Deutsche Industrie unter Volldampf

Der Bundesverband der Deutschen Industrie (BDI) gibt sich zum Jahresauftakt optimistisch wie selten. Deutschland sei „auf dem Weg in die Hochkonjunktur“. Doch er gibt auch kritische Ratschläge für die neue Regierung.

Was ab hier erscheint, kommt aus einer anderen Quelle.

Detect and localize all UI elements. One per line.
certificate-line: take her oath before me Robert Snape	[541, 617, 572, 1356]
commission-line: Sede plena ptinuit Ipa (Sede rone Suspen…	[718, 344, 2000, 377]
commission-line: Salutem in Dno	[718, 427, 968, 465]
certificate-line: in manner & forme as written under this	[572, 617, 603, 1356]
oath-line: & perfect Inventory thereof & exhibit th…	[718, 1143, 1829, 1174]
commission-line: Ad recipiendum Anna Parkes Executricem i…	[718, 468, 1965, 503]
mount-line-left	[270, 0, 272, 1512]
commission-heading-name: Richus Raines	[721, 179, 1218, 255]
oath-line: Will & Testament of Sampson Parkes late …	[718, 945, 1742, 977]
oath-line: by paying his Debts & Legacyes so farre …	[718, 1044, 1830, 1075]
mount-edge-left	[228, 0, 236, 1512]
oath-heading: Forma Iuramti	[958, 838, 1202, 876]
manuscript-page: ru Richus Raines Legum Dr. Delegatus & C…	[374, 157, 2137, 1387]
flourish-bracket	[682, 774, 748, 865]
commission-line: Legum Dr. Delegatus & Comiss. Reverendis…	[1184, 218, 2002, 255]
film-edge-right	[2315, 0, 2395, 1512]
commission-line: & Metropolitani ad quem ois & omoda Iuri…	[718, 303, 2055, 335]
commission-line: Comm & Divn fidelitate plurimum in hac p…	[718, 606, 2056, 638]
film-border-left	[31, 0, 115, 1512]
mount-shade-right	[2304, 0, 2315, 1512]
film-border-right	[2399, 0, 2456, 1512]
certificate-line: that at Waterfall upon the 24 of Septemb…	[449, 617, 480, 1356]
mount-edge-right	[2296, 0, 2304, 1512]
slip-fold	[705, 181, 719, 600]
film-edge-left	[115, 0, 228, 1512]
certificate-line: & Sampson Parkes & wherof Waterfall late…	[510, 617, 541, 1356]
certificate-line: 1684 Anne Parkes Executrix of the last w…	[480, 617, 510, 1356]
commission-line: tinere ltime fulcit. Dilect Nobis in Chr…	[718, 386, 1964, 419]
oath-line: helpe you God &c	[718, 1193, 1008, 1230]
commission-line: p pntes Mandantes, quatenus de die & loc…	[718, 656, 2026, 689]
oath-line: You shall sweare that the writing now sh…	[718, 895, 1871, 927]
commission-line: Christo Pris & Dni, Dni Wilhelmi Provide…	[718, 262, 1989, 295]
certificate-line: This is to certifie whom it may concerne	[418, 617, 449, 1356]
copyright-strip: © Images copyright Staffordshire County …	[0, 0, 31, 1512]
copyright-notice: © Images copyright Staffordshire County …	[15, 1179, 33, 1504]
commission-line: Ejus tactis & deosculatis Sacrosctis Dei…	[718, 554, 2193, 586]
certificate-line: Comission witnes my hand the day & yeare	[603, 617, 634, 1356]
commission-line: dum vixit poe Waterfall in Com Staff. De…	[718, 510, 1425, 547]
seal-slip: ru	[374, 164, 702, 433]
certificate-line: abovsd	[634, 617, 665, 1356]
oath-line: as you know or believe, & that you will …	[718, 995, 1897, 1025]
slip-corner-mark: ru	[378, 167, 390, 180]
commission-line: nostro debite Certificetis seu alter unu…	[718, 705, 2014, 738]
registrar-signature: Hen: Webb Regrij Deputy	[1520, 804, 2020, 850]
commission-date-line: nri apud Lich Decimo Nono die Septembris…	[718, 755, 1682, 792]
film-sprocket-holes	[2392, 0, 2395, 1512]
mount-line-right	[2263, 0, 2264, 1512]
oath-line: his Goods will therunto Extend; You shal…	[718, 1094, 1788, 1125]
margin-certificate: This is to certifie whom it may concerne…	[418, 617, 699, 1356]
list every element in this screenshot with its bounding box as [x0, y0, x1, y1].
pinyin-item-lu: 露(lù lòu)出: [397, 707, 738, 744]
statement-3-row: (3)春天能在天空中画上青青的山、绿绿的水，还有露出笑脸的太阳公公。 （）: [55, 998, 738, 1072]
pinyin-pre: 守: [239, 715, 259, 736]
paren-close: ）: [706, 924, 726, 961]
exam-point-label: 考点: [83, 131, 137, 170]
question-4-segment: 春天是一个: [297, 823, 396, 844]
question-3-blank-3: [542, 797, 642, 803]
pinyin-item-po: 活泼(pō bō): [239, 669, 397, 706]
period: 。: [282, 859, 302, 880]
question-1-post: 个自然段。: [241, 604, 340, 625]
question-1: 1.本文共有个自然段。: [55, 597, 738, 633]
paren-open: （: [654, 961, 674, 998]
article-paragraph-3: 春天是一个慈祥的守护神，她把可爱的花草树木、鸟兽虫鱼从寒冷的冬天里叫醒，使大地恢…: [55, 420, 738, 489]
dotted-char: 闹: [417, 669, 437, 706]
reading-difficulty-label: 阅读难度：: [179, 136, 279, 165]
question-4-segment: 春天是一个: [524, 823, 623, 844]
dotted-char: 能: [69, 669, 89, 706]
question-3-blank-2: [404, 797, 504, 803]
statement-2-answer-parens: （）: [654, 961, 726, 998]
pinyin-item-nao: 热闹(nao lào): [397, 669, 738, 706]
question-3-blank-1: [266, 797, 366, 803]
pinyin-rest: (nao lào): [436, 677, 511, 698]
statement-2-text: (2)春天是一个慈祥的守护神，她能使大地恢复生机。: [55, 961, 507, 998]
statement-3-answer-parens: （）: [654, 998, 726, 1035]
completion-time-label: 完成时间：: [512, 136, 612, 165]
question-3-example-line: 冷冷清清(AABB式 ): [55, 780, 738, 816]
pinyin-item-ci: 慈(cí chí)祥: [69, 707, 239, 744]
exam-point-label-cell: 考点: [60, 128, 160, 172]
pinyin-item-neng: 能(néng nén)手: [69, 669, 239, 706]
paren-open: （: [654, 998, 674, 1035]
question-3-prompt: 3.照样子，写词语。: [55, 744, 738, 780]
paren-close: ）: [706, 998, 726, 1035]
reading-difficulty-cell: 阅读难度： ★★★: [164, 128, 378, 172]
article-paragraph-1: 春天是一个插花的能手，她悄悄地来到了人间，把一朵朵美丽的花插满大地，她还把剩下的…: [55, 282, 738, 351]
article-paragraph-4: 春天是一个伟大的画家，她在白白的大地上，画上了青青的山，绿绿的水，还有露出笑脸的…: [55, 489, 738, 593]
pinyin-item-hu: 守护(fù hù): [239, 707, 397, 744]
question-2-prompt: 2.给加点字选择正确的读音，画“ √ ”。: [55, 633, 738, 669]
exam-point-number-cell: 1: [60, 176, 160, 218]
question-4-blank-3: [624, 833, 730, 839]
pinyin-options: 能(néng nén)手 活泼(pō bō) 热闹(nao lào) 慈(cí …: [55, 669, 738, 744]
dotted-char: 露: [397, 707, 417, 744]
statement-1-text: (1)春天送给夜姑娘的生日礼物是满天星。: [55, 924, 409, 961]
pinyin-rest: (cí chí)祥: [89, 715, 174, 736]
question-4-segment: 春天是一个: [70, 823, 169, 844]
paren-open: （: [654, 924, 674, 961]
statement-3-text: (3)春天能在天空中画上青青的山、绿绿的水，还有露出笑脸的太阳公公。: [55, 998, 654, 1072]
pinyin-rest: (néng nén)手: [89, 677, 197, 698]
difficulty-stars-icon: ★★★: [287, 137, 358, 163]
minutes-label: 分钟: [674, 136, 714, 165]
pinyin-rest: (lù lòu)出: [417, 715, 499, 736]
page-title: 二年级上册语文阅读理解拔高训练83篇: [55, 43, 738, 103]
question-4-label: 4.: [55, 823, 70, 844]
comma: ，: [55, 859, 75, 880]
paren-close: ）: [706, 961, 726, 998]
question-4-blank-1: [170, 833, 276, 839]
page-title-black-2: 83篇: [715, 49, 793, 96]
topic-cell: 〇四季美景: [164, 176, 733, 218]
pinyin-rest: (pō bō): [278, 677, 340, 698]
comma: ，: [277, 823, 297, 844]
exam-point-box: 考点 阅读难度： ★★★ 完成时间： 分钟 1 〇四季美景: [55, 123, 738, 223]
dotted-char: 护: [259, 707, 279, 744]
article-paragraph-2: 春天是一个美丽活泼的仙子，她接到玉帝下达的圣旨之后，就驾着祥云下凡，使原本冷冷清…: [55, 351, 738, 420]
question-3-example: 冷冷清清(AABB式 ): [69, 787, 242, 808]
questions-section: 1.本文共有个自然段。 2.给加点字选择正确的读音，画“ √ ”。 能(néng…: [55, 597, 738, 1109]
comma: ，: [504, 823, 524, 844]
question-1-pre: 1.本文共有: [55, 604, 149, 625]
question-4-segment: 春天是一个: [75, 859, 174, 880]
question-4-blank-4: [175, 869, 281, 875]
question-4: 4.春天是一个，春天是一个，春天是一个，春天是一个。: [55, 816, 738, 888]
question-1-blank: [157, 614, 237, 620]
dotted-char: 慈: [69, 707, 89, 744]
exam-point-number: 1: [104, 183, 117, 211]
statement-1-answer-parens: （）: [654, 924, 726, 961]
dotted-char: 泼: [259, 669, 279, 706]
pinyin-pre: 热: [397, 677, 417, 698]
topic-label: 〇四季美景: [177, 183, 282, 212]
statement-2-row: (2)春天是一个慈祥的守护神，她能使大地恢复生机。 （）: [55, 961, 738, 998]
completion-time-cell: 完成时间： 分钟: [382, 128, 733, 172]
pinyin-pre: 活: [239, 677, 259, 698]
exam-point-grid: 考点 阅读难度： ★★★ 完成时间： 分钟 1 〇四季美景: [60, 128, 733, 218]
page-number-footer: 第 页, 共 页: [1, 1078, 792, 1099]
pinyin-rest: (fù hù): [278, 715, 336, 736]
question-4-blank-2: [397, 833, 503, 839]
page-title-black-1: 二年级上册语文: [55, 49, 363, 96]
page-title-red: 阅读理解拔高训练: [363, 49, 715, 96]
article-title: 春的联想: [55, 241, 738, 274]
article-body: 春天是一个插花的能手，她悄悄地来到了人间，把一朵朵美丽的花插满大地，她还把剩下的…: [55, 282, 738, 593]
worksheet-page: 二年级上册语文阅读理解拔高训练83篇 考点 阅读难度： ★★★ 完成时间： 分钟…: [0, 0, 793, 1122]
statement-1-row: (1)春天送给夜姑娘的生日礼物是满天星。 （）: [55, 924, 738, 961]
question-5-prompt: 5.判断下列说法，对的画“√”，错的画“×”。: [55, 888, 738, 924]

Wenn der Bundesverband der Deutschen Industrie (BDI) optimistisch in die Zukunft schaut, folgt dem Optimismus meist sehr rasch ein großes Aber: Es werden wirtschaftliche Risiken und geopolitische Unsicherheiten aufgelistet. Am Ende steht dann regelmäßig der Appell an die jeweilige Bundesregierung, es mit dem Umverteilen nicht zu übertreiben. Oft nehmen dann die Bedenken mehr Raum ein als der Optimismus.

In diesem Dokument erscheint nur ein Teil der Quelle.